The Blazers committed seven turnovers in the third quarter alone, miscues that accounted for 14 of the Lakers' 31 points. Just seven of those points officially came via fast break, but Los Angeles consistently played with a numbers advantage that made its transition impact loom much larger.

After miscommunicating in ball-screen coverage on several different occasions early, allowing Lillard to get hot, the Lakers dialed up their defensive intensity at the point of attack in the second half. With Lillard forced to give the ball up, Los Angeles' backline defenders – led by LeBron James – preyed on Portland's role players, disrupting passes, swiping at dribbles and aggressively contesting shots to create early-clock opportunities on the other end.

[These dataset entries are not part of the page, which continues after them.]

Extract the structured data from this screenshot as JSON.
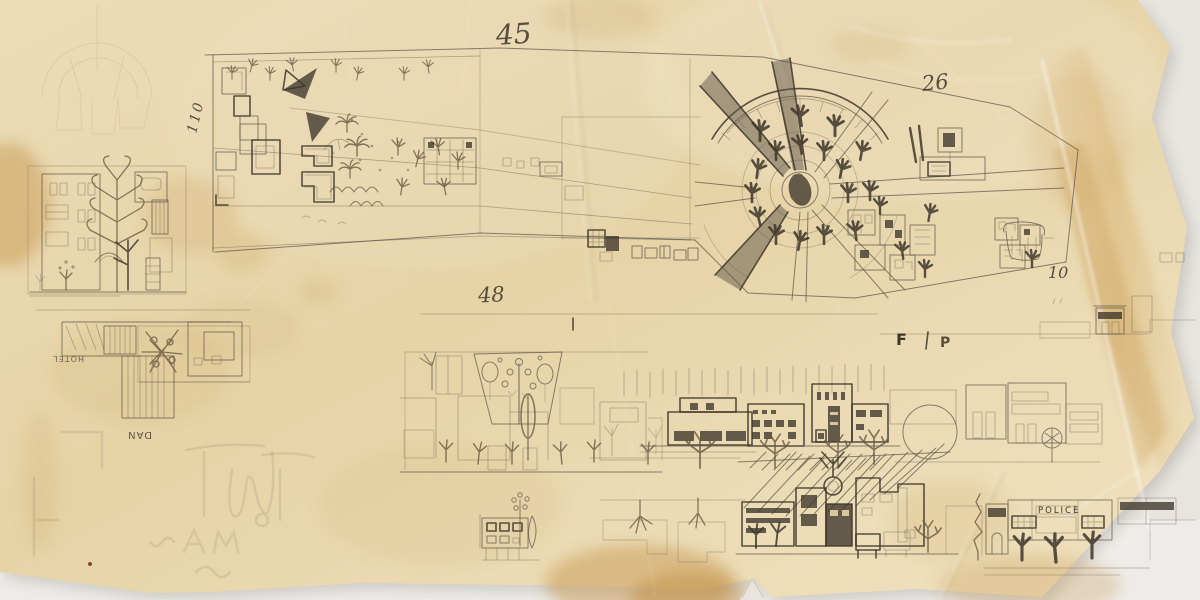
{
  "scene": {
    "type": "photograph of a hand-drawn architectural concept sketch",
    "description": "Pencil sketch on crumpled, stained tracing paper: a long boulevard plan ending in a radial plaza with radiating streets, plus street-elevation studies of buildings and trees below",
    "paper": "yellowed tracing paper with creases, amber stains, a vertical fold at right and torn edges"
  },
  "labels": {
    "n45": "45",
    "n26": "26",
    "n48": "48",
    "n10": "10",
    "n110": "110",
    "hotel": "HOTEL",
    "dan": "DAN",
    "police": "POLICE",
    "f": "F",
    "p": "P"
  },
  "colors": {
    "backdrop": "#e8e5e0",
    "paper1": "#ecdcb6",
    "paper2": "#e6d3a6",
    "paper3": "#efe1bd",
    "stain": "#c89a52",
    "stain2": "#bd8a3e",
    "fold": "#d8b474",
    "graphite": "#5f5547",
    "graphitedark": "#3e362b",
    "sepia": "#6a5a41"
  }
}
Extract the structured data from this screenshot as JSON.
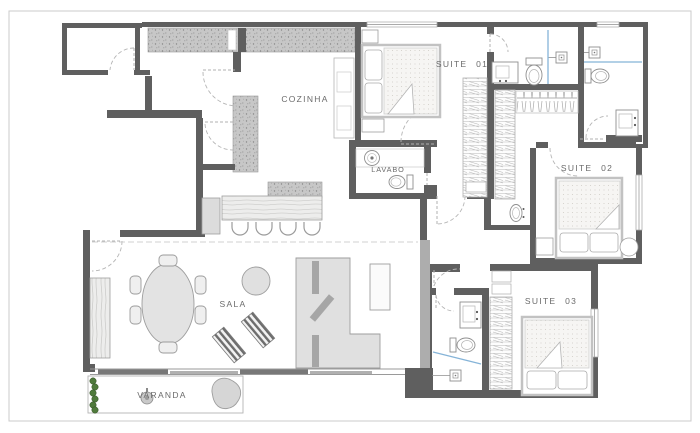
{
  "plan": {
    "rooms": {
      "cozinha": {
        "label": "COZINHA"
      },
      "suite01": {
        "label": "SUITE 01"
      },
      "suite02": {
        "label": "SUITE 02"
      },
      "suite03": {
        "label": "SUITE 03"
      },
      "lavabo": {
        "label": "LAVABO"
      },
      "sala": {
        "label": "SALA"
      },
      "varanda": {
        "label": "VARANDA"
      }
    },
    "colors": {
      "wall": "#5f5f5f",
      "masonry_hatch": "#c7c7c7",
      "furniture_fill": "#e3e3e3",
      "furniture_outline": "#9b9b9b",
      "door_arc": "#b5b5b5",
      "glass_partition": "#85b4d8",
      "plant_green": "#4f7a3b",
      "label_text": "#6b6b6b",
      "sheet_frame": "#cbcbcb"
    },
    "fixtures": [
      "double-bed",
      "pillow",
      "blanket-fold",
      "nightstand",
      "wardrobe-shelves",
      "hanging-closet",
      "toilet",
      "vanity-sink",
      "round-sink",
      "wall-basin",
      "shower-drain",
      "glass-partition",
      "dining-table",
      "dining-chair",
      "bar-stool",
      "kitchen-island",
      "refrigerator",
      "kitchen-counter",
      "sofa",
      "sofa-cushion",
      "tv-cabinet",
      "sideboard",
      "pouf",
      "striped-ottoman",
      "bean-ottoman",
      "plant-pot",
      "hedge",
      "sliding-door",
      "window",
      "door-swing"
    ]
  }
}
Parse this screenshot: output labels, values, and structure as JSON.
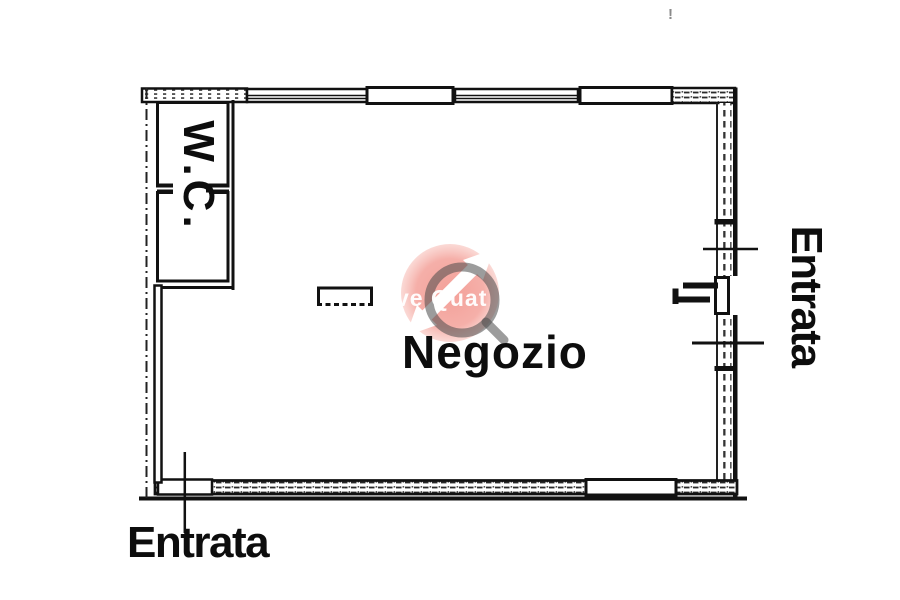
{
  "document": {
    "kind": "scanned floor plan",
    "language": "Italian"
  },
  "labels": {
    "wc": "W.C.",
    "room": "Negozio",
    "entrance_bottom": "Entrata",
    "entrance_right": "Entrata"
  },
  "watermark": {
    "visible_text": "ve Quat",
    "circle_color": "#e84132",
    "ring_color": "#4b4b4b",
    "arrow_color": "#ffffff"
  },
  "colors": {
    "background": "#ffffff",
    "line": "#111111"
  },
  "stray_mark": "!"
}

Their team's third-quarter struggles are familiar to Blazers fans by now. During its ongoing four-game losing streak, Portland has been outscored by a combined 53 points in the third quarter alone. Its net rating is -30.0, per NBA.com/stats, an ugly number accomplished by equal ineptitude on both sides of the ball.

The two-way feedback loops of stops and transition attacks that changed Friday's game reared their ugly head following intermission in losses to the Nuggets, Suns and Wizards, too. Teams just aren't as leery to sell out to stop Lillard in second halves after watching him carve them up in the first. 

Lillard spoke at length earlier this week about the perils of playing without C.J. McCollum and Jusuf Nurkic when the defense makes limiting him its first, second and third priority. Gary Trent Jr., improved as he is, just can't come close to matching McCollum's wherewithal as a self-created scorer. The player on this roster best equipped to exploit a scrambling defense with the pass other than Lillard is Nurkic.

It should come as no surprise that deeper, more talented teams are making game-changing adjustments the Blazers haven't been able to match. Without McCollum and Nurkic, Portland has a finite amount of arrows in its quiver – and the opposition knows the others aren't nearly as sharp as Lillard's.